This is a partial transcript from "On the Record," June 2, 2005, that has been edited for clarity.

GRETA VAN SUSTEREN, HOST: We are live from Santa Maria, California, where Michael Jackson could learn his fate as soon as Friday. The singer has been speaking and praying with Jesse Jackson throughout the trial. Reverend Jackson, the founder and president of the Rainbow/PUSH Coalition, joins us live from Washington. Welcome, Reverend.


VAN SUSTEREN: Reverend, when is the last time you spoke to Michael Jackson and what did he have to say?

JACKSON: About five minutes ago, really. We talked, and we had prayer. Michael has a certain assurance. He says over and over again that not only is he innocent, but he thinks that given the ebb and flow of this trial, he will prevail. He says he's innocent. I believe it because he says it. I have no evidence to the contrary. He's presumed innocent until proven guilty. Of course, what happens in this particular trial, you hear these very salacious attacks on the one hand, but on every cross-examination, there is the stench of money in it. And so now it's Mesereau versus the prosecutor. But Michael, as delicate as he sounds and sings, is amazingly strong, and he's resolute.

VAN SUSTEREN: How's his health tonight? Does he say anything about his health?
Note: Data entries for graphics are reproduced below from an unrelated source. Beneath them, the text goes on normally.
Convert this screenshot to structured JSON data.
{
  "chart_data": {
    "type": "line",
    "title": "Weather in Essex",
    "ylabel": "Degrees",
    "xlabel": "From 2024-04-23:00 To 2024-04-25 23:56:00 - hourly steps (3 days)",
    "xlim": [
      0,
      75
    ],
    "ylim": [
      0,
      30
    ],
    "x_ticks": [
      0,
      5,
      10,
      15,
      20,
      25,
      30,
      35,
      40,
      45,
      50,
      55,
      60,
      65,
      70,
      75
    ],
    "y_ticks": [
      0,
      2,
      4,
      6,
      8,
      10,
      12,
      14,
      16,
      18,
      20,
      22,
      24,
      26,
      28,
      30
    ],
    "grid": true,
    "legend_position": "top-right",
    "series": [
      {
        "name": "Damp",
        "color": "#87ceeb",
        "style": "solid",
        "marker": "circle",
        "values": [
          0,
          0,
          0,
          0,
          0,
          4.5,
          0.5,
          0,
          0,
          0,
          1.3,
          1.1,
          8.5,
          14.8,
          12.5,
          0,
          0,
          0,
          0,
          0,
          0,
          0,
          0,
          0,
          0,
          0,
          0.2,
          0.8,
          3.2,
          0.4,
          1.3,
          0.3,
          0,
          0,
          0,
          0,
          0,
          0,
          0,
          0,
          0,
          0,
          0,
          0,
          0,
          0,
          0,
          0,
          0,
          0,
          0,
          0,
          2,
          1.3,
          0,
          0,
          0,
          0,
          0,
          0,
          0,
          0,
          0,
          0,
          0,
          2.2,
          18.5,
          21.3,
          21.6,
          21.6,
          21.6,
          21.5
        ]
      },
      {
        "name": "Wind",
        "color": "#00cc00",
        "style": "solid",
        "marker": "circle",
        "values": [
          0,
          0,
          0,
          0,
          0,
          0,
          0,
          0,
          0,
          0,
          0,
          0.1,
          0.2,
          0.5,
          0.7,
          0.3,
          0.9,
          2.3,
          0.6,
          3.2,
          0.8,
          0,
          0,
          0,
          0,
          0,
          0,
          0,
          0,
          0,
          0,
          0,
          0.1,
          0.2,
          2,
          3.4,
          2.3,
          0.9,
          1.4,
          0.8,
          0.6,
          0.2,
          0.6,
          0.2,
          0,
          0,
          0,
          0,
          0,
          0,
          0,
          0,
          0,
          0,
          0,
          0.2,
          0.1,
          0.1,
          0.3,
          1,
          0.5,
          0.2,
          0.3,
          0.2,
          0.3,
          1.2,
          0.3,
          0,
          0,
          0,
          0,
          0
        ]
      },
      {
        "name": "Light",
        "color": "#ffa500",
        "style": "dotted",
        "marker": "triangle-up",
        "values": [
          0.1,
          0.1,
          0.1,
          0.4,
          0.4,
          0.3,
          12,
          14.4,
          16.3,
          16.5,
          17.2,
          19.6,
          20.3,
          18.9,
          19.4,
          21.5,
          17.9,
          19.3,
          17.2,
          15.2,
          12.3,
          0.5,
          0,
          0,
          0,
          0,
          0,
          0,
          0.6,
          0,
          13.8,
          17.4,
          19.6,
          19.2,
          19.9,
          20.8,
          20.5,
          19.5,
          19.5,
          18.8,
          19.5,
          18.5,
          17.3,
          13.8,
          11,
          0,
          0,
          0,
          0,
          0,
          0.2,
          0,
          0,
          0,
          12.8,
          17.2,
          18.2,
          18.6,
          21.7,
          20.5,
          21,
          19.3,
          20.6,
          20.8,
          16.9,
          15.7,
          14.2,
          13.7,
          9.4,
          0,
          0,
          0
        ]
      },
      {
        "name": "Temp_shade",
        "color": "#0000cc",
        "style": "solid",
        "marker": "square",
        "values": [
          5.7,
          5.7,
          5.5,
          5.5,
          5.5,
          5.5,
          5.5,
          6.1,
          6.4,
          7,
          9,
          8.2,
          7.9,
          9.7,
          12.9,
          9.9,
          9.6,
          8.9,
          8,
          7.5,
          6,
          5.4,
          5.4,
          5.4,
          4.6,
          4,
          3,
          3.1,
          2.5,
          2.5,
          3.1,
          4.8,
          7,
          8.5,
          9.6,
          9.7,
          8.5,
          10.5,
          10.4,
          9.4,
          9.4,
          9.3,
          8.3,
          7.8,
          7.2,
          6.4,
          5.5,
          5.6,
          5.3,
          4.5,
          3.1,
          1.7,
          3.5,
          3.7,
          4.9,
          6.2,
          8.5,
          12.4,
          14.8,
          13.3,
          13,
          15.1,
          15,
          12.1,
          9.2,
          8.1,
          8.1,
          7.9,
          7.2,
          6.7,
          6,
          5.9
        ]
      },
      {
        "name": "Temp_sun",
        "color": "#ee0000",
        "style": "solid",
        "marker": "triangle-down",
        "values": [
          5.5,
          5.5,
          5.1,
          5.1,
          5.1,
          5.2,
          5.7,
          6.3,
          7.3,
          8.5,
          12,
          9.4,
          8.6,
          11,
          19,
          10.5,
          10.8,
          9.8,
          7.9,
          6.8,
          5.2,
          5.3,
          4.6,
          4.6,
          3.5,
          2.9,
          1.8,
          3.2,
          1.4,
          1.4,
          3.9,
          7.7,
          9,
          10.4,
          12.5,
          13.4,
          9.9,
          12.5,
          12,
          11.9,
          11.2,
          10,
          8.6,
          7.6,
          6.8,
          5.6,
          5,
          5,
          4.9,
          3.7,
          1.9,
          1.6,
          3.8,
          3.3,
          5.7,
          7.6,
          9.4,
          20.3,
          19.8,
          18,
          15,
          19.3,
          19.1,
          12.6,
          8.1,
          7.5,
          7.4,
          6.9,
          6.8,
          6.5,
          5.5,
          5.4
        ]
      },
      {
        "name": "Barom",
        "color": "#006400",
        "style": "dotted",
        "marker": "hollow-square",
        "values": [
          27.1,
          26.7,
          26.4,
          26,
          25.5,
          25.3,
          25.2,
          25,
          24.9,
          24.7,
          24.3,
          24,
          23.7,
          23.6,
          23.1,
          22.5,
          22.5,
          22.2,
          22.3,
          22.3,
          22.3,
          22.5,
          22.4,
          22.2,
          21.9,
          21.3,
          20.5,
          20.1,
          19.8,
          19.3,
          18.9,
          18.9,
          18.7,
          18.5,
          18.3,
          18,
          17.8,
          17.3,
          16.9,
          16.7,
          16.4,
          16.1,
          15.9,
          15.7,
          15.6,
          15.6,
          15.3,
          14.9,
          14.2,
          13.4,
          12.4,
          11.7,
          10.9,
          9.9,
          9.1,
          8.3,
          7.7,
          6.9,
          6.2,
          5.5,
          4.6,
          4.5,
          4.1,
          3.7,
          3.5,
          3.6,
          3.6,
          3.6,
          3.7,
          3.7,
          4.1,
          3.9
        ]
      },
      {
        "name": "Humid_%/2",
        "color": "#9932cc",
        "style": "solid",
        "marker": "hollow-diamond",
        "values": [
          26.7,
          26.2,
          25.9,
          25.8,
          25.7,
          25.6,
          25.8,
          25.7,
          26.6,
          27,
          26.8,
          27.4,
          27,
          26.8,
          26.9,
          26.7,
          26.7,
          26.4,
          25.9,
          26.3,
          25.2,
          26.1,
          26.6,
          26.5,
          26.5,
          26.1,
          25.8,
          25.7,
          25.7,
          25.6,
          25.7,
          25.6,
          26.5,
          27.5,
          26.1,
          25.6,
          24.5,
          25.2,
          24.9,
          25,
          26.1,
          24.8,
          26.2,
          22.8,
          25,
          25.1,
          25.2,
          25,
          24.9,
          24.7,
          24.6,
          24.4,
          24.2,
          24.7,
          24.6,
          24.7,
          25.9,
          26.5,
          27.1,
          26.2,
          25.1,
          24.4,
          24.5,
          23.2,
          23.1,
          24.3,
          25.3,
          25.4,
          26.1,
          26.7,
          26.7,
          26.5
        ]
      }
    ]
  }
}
JACKSON: Well, his health is good. I mean, Michael has gone through all of the pain and the agony of having these kinds of attacks upon you, and your life roll out before you. And yet, I do not know how many people could stand under this kind of attack and not wither. But he's gone through ups and downs because it's an up and down trial, but he is convinced that his innocence will ultimately prevail.

VAN SUSTEREN: Reverend, not to get everyone all jazzed up about this, but the fact is that this is an all-white jury. Now, he is an African-American who has lived a very affluent life, but nonetheless — let's assume the verdict is either guilty or not guilty. Could a guilty verdict be accepted by the African-American community from an all-white jury? Because that could be an issue.

JACKSON: Well, it could be, but perhaps not. Michael did not argue, nor his team vociferously, for a black on the jury, even though he would have liked to have had one. I mean, the prosecutor knocked off the black jurors. It seem to me, a balanced jury would have had some blacks, if it's a jury of his peers. But of course, he is in an area where there are relatively few blacks. There are some blacks on the jury who are back-ups, but sentiment has seemed to have been a more balanced jury if it, in fact, had been, in that sense, more multi-racial.

VAN SUSTEREN: So are you satisfied? I mean, in light of the fact that the defense has accepted this jury panel, gone forward, are you satisfied that this jury tonight can be fair, absent any jury misconduct that could possibly arise, but we've heard of none?

JACKSON: Well, at this point, it's the only hand that we are dealt. And it's a bit late now to argue about its racial composition. We can only now hope that in the light of the arguments — I mean, we've had some very salacious attacks on Michael's character and his intent and his actions. And then every time under cross-examination, these persons have withered in the face of the other side being told.

And what I find to be the interesting trial is the money motivation connective of them. And of course, I think there's an even bigger question may come beyond this trial, is what role is money a factor in the first — the amount of money he has, and his holdings, his assets — how did that get in the question in the first place? How did those with whom he had business dealings get involved in a case involving child molestation? That is a case to be argued another day, and no doubt, it will be argued.

VAN SUSTEREN: Jury verdicts are not perfect. Guilty men get set free and innocent men go to prison. Women, as well. In this case, has Michael Jackson spoken to you about the prospect that he could be in jail as early as tomorrow night, in prison?

JACKSON: Michael has spoken about the prospect of winning. I mean, champions don't entertain that.

VAN SUSTEREN: So he ignores that? He doesn't talk, like, Oh, my God, I could end up in prison.

JACKSON: No. Michael talks about winning and life beyond this trial. Michael talks about expanding his service, and an awful lot about relating to building a theme park in Africa, for example, and getting back to producing and writing and singing and doing his work. So he seems to be rather fixed on winning and surviving and not on losing.

VAN SUSTEREN: All right, well, we'll be watching and find out what this jury does. Everyone around the world is watching. Reverend Jackson, always nice to see you. Thank you, sir.